L'écrivain, qui n'avait publié jusqu'à présent comme fiction que le recueil de nouvelles L'esprit en boîte, soutient qu'il s'est inspiré des grands romans biographiques et autobiographiques de VLB pour écrire Une estafette chez Artaud. Roman qui s'avère en plus être un roman d'anticipation, puisqu'il s'agit en quelque sorte d'une biographie de Nicolas Tremblay, écrite par on ne sait qui dans le futur, dans laquelle il est présenté pratiquement comme la réincarnation d'Antonin Artaud.

«Je n'aime pas du tout l'autofiction, je trouve que c'est narcissique à l'extrême, explique l'écrivain. Alors je me suis dit que j'allais en faire une posthume! J'aime beaucoup les ouvrages de VLB, et je trouve que ses plus grands textes sont ceux qu'il a écrits sur les autres, comme Melville et Joyce. J'avais cette idée aussi que l'écriture, ça ne vient pas de nulle part, l'envie de l'émulation, grandir à travers les autres, dans les paroles qui nous précèdent.»

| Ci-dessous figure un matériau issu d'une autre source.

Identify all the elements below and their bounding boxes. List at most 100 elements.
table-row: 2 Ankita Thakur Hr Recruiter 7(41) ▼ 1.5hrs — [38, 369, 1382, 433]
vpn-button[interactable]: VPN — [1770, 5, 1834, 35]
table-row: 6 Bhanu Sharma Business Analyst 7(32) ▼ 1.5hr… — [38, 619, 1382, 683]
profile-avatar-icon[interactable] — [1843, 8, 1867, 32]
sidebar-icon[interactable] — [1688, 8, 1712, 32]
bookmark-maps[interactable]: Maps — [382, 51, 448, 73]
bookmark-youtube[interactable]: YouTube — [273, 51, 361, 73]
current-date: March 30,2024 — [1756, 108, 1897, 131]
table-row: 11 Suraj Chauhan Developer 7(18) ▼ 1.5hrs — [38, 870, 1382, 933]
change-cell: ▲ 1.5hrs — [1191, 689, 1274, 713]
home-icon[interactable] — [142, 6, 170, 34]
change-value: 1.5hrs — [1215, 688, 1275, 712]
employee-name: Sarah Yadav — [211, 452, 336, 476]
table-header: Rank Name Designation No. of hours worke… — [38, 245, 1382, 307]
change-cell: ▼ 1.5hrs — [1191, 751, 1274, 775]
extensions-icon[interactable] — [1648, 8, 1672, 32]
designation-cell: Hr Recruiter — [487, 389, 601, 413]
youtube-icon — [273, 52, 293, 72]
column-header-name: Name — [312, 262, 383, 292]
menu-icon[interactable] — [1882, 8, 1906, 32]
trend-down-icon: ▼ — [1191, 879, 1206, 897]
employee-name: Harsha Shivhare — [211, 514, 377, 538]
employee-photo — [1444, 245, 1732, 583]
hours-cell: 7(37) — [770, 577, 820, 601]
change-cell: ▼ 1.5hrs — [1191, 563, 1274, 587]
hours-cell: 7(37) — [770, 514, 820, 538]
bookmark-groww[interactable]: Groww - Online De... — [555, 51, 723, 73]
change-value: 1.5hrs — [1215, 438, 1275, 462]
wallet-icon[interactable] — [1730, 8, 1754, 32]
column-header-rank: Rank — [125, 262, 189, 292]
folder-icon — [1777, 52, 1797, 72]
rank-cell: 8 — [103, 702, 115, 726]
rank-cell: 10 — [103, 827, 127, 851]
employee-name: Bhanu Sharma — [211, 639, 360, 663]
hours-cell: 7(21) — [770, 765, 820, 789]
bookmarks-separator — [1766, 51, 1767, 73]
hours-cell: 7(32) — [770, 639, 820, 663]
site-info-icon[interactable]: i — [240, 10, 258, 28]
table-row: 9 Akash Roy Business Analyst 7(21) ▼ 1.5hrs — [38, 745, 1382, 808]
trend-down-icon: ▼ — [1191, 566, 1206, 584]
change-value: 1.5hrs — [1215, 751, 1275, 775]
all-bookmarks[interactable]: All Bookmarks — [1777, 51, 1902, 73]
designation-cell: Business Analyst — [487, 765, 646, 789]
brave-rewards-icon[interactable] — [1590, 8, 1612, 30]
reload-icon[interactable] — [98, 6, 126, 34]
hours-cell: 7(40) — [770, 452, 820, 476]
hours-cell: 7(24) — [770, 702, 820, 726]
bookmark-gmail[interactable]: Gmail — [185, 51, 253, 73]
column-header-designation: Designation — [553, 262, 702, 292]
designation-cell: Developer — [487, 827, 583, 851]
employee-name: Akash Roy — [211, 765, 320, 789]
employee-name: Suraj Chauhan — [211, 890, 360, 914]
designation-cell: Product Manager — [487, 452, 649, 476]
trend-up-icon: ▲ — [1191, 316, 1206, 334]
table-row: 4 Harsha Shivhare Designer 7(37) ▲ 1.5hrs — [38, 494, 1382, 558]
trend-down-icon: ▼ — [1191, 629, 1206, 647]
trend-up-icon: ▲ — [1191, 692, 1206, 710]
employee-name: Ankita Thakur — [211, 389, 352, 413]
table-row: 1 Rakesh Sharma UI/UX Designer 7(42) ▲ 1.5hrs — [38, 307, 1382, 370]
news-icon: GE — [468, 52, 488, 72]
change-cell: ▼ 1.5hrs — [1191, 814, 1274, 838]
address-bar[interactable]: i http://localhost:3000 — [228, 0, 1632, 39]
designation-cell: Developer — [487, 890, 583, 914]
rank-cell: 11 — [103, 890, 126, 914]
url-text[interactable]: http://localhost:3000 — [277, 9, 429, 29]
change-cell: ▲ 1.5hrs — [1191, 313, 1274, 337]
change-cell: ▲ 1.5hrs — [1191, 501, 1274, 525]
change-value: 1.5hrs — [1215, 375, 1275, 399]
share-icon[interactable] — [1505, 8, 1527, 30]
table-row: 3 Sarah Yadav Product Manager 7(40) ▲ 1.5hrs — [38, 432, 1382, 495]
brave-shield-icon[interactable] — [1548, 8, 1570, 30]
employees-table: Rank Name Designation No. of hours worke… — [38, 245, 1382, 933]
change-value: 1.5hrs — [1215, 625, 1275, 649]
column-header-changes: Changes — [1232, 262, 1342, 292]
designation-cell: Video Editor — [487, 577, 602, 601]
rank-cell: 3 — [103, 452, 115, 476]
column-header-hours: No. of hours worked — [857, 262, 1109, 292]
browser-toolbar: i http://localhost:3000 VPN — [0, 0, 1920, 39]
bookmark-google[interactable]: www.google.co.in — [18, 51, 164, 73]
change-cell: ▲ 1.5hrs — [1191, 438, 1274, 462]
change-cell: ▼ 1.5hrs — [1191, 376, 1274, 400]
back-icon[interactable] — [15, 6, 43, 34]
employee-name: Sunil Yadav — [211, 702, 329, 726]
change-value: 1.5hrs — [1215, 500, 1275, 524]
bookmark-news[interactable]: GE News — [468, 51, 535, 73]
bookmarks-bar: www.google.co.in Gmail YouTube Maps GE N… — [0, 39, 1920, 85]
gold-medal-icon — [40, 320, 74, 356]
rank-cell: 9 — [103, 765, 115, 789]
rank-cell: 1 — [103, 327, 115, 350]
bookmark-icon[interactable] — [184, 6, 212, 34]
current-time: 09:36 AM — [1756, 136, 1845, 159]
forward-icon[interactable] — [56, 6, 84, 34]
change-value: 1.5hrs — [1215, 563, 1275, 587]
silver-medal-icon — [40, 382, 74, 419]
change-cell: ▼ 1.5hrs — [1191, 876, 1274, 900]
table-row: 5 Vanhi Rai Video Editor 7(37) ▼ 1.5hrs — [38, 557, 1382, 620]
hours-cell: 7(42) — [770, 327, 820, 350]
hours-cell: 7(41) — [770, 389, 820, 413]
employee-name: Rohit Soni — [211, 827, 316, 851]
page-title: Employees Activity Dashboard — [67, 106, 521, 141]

Connaissant la grande productivité de VLB, Nicolas Tremblay a eu peur que l'ogre de Trois-Pistoles ne publie un livre sur Artaud avant lui, ce qui est typique de la paranoïa des écrivains. Mais le projet de Nicolas Tremblay est plus vicieux encore: «Ce qui m'intéressait aussi, c'était cette idée de voler la littérature de quelqu'un d'autre. Dans ses délires, Artaud craignait qu'une fois ses textes couchés sur papier, on ne lui vole son essence. Volontairement, je lui fais le coup qu'il craignait le plus, soit quelqu'un qui se réapproprie son oeuvre pour lui voler son âme et trahir sa pensée. Mais c'est à mon propre péril, je n'en sors pas indemne: c'est plus Artaud qui «m'a» que moi qui l'ai!»

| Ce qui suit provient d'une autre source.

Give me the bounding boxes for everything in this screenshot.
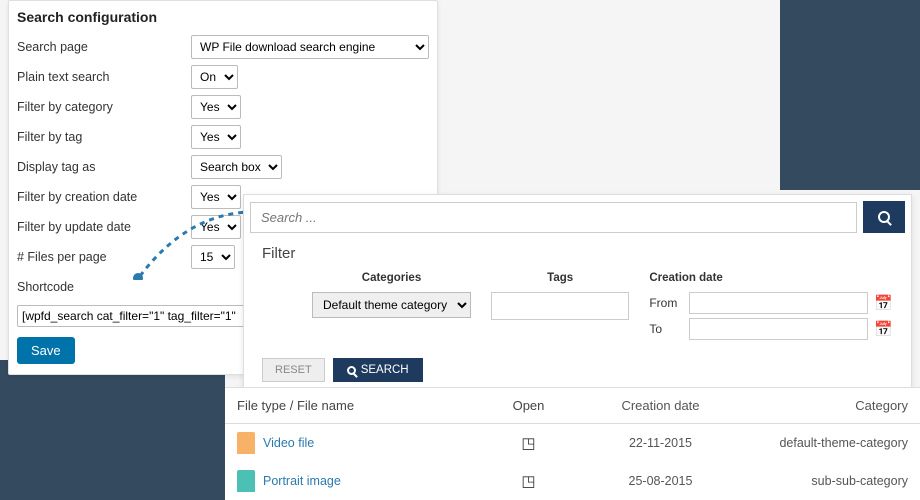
label-plain-text: Plain text search <box>17 70 191 84</box>
label-filter-update: Filter by update date <box>17 220 191 234</box>
file-icon <box>237 432 255 454</box>
results-panel: File type / File name Open Creation date… <box>225 387 920 500</box>
save-button[interactable]: Save <box>17 337 75 364</box>
input-shortcode[interactable] <box>17 305 245 327</box>
creation-date-label: Creation date <box>649 272 893 284</box>
cell-date: 22-11-2015 <box>578 436 743 450</box>
search-button[interactable]: SEARCH <box>333 358 423 382</box>
select-filter-update[interactable]: Yes <box>191 215 241 239</box>
search-icon <box>878 211 890 223</box>
table-row: Portrait image ◳ 25-08-2015 sub-sub-cate… <box>225 462 920 500</box>
tags-label: Tags <box>491 272 629 284</box>
file-link[interactable]: Video file <box>263 436 314 450</box>
label-filter-tag: Filter by tag <box>17 130 191 144</box>
select-filter-category[interactable]: Yes <box>191 95 241 119</box>
select-plain-text[interactable]: On <box>191 65 238 89</box>
label-search-page: Search page <box>17 40 191 54</box>
search-panel: Filter Categories Default theme category… <box>243 194 912 397</box>
background-dark-bottom <box>0 360 225 500</box>
filter-heading: Filter <box>262 245 893 262</box>
select-search-page[interactable]: WP File download search engine <box>191 35 429 59</box>
input-tags-filter[interactable] <box>491 292 629 320</box>
open-icon[interactable]: ◳ <box>521 435 535 452</box>
label-filter-creation: Filter by creation date <box>17 190 191 204</box>
input-date-from[interactable] <box>689 292 868 314</box>
label-display-tag: Display tag as <box>17 160 191 174</box>
select-filter-creation[interactable]: Yes <box>191 185 241 209</box>
cell-date: 25-08-2015 <box>578 474 743 488</box>
cell-category: default-theme-category <box>743 436 908 450</box>
reset-button[interactable]: RESET <box>262 358 325 382</box>
label-files-per-page: # Files per page <box>17 250 191 264</box>
file-icon <box>237 470 255 492</box>
categories-label: Categories <box>312 272 471 284</box>
header-filename: File type / File name <box>237 398 479 413</box>
cell-category: sub-sub-category <box>743 474 908 488</box>
select-files-per-page[interactable]: 15 <box>191 245 235 269</box>
search-icon-button[interactable] <box>863 201 905 233</box>
open-icon[interactable]: ◳ <box>521 473 535 490</box>
header-creation-date: Creation date <box>578 398 743 413</box>
header-open: Open <box>479 398 578 413</box>
search-input[interactable] <box>250 202 857 233</box>
calendar-icon[interactable]: 📅 <box>874 294 893 312</box>
search-icon <box>347 366 356 375</box>
select-category-filter[interactable]: Default theme category <box>312 292 471 318</box>
config-title: Search configuration <box>17 9 429 25</box>
input-date-to[interactable] <box>689 318 868 340</box>
to-label: To <box>649 322 683 336</box>
table-row: Video file ◳ 22-11-2015 default-theme-ca… <box>225 424 920 462</box>
file-link[interactable]: Portrait image <box>263 474 341 488</box>
label-filter-category: Filter by category <box>17 100 191 114</box>
calendar-icon[interactable]: 📅 <box>874 320 893 338</box>
select-filter-tag[interactable]: Yes <box>191 125 241 149</box>
header-category: Category <box>743 398 908 413</box>
background-dark-top <box>780 0 920 190</box>
search-button-label: SEARCH <box>361 364 409 376</box>
from-label: From <box>649 296 683 310</box>
select-display-tag[interactable]: Search box <box>191 155 282 179</box>
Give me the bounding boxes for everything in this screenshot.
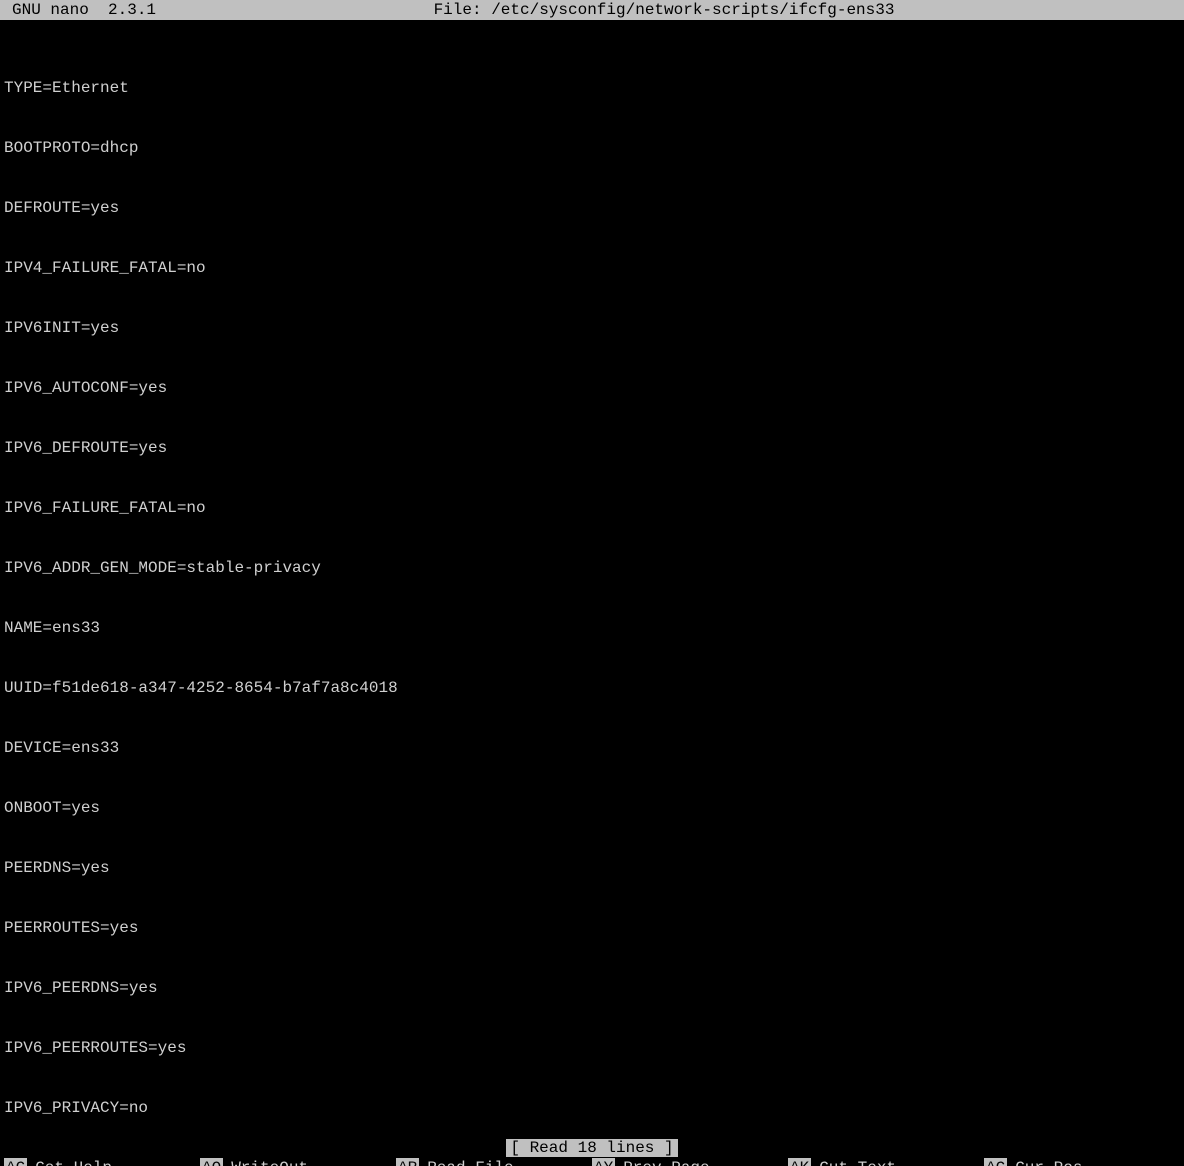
file-line: IPV6_FAILURE_FATAL=no — [4, 498, 1184, 518]
file-path: /etc/sysconfig/network-scripts/ifcfg-ens… — [491, 1, 894, 19]
file-line: IPV6_ADDR_GEN_MODE=stable-privacy — [4, 558, 1184, 578]
shortcuts-panel: ^GGet Help ^OWriteOut ^RRead File ^YPrev… — [0, 1158, 1184, 1166]
shortcut-writeout[interactable]: ^OWriteOut — [200, 1158, 396, 1166]
title-bar: GNU nano 2.3.1 File: /etc/sysconfig/netw… — [0, 0, 1184, 20]
shortcut-label: Get Help — [27, 1158, 112, 1166]
shortcut-label: Cut Text — [811, 1158, 896, 1166]
shortcut-label: Prev Page — [615, 1158, 709, 1166]
shortcut-get-help[interactable]: ^GGet Help — [4, 1158, 200, 1166]
shortcut-prev-page[interactable]: ^YPrev Page — [592, 1158, 788, 1166]
shortcut-cut-text[interactable]: ^KCut Text — [788, 1158, 984, 1166]
status-line: [ Read 18 lines ] — [0, 1138, 1184, 1158]
file-info: File: /etc/sysconfig/network-scripts/ifc… — [156, 0, 1172, 20]
file-line: IPV6_AUTOCONF=yes — [4, 378, 1184, 398]
file-line: DEFROUTE=yes — [4, 198, 1184, 218]
file-line: TYPE=Ethernet — [4, 78, 1184, 98]
shortcut-key: ^R — [396, 1158, 419, 1166]
shortcut-key: ^Y — [592, 1158, 615, 1166]
file-line: ONBOOT=yes — [4, 798, 1184, 818]
file-line: IPV6_PEERROUTES=yes — [4, 1038, 1184, 1058]
shortcut-cur-pos[interactable]: ^CCur Pos — [984, 1158, 1180, 1166]
file-line: PEERROUTES=yes — [4, 918, 1184, 938]
shortcut-row-1: ^GGet Help ^OWriteOut ^RRead File ^YPrev… — [4, 1158, 1180, 1166]
shortcut-label: Cur Pos — [1007, 1158, 1082, 1166]
file-line: PEERDNS=yes — [4, 858, 1184, 878]
shortcut-label: WriteOut — [223, 1158, 308, 1166]
file-line: IPV4_FAILURE_FATAL=no — [4, 258, 1184, 278]
app-name: GNU nano 2.3.1 — [4, 0, 156, 20]
file-line: DEVICE=ens33 — [4, 738, 1184, 758]
file-prefix: File: — [434, 1, 482, 19]
shortcut-key: ^O — [200, 1158, 223, 1166]
shortcut-key: ^K — [788, 1158, 811, 1166]
editor-content[interactable]: TYPE=Ethernet BOOTPROTO=dhcp DEFROUTE=ye… — [0, 20, 1184, 1138]
file-line: IPV6INIT=yes — [4, 318, 1184, 338]
file-line: IPV6_PEERDNS=yes — [4, 978, 1184, 998]
file-line: IPV6_PRIVACY=no — [4, 1098, 1184, 1118]
header-right-pad — [1172, 0, 1180, 20]
file-line: NAME=ens33 — [4, 618, 1184, 638]
status-message: [ Read 18 lines ] — [506, 1139, 677, 1157]
app-version: 2.3.1 — [108, 1, 156, 19]
app-name-text: GNU nano — [12, 1, 89, 19]
file-line: UUID=f51de618-a347-4252-8654-b7af7a8c401… — [4, 678, 1184, 698]
shortcut-key: ^C — [984, 1158, 1007, 1166]
file-line: IPV6_DEFROUTE=yes — [4, 438, 1184, 458]
file-line: BOOTPROTO=dhcp — [4, 138, 1184, 158]
shortcut-key: ^G — [4, 1158, 27, 1166]
shortcut-label: Read File — [419, 1158, 513, 1166]
shortcut-read-file[interactable]: ^RRead File — [396, 1158, 592, 1166]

Bref, il en a fait son double, et tout le roman est construit sur la dualité, en plus de représenter toutes les dimensions littéraires d'Artaud -poèmes, correspondance, biographie, théâtre, même des dessins, faits par Sergio Kokis, inspirés des grigris d'Artaud. On ne s'étonne pas lorsqu'il nous apprend qu'il a un jumeau dans la vraie vie...

L'autogenèse

Mais pourquoi Artaud? Ce n'est pas le monument le plus facile à aborder pour un premier roman, disons. Révolutionnaire dans son approche de la littérature et du théâtre, plusieurs fois interné, Artaud ne se laisse pas aisément saisir, et la plupart du temps, on préfère le résumer à sa folie. «Quand quelqu'un dit que c'est fou, il ferme le livre, note Nicolas Tremblay. Comme si la folie n'avait pas de sens, alors qu'elle en a peut-être plus que les discours rationnels. Artaud n'est pas farfelu, il y a des leçons à aller chercher dans sa folie.» Au fond, ce que Nicolas Tremblay nous dit, c'est qu'il ne faut pas tirer sur le messager (et sachez que le mot «estafette» désigne justement un messager...).

Lui-même ne savait pas s'il allait y arriver avant de s'attaquer au concepteur du «Théâtre de la cruauté». Mais après la remise de sa thèse de doctorat sur l'écrivain et dramaturge Valère Novarina, Nicolas Tremblay était en manque d'un auteur qu'il pouvait explorer à fond. L'étudiant s'est souvenu que Novarina considérait Artaud comme un incontournable du théâtre. Il a lu toute son oeuvre dans l'édition Quarto. «C'est extrême et c'est troublant, admet-il. Mais c'est une vraie parole littéraire. Artaud me fait du bien, j'y retourne pour me recentrer.»

Une estafette chez Artaud est présenté comme une «autogenèse littéraire». Cela fait autant référence à l'obsession de l'auto-engendrement chez Artaud qu'à ce fantasme de se créer soi-même chez Nicolas Tremblay. «Chez Artaud, il y a une haine absolue du sexe. Comme s'il ne voulait pas admettre qu'il est le fruit d'une copulation. Dans son délire, il s'est auto-enfanté. Je trouvais l'idée géniale. À partir du moment où on renie père et mère, qui nous a créé? Nous-même, et c'est une renaissance. Je voulais m'inventer une naissance, entrer en rupture avec ma famille. J'ai écrit ce livre pour me sortir de moi-même, pour m'enfanter, mais aussi sortir de l'individualité. La personne qui doit se faire le plus violence dans un livre, c'est l'auteur.»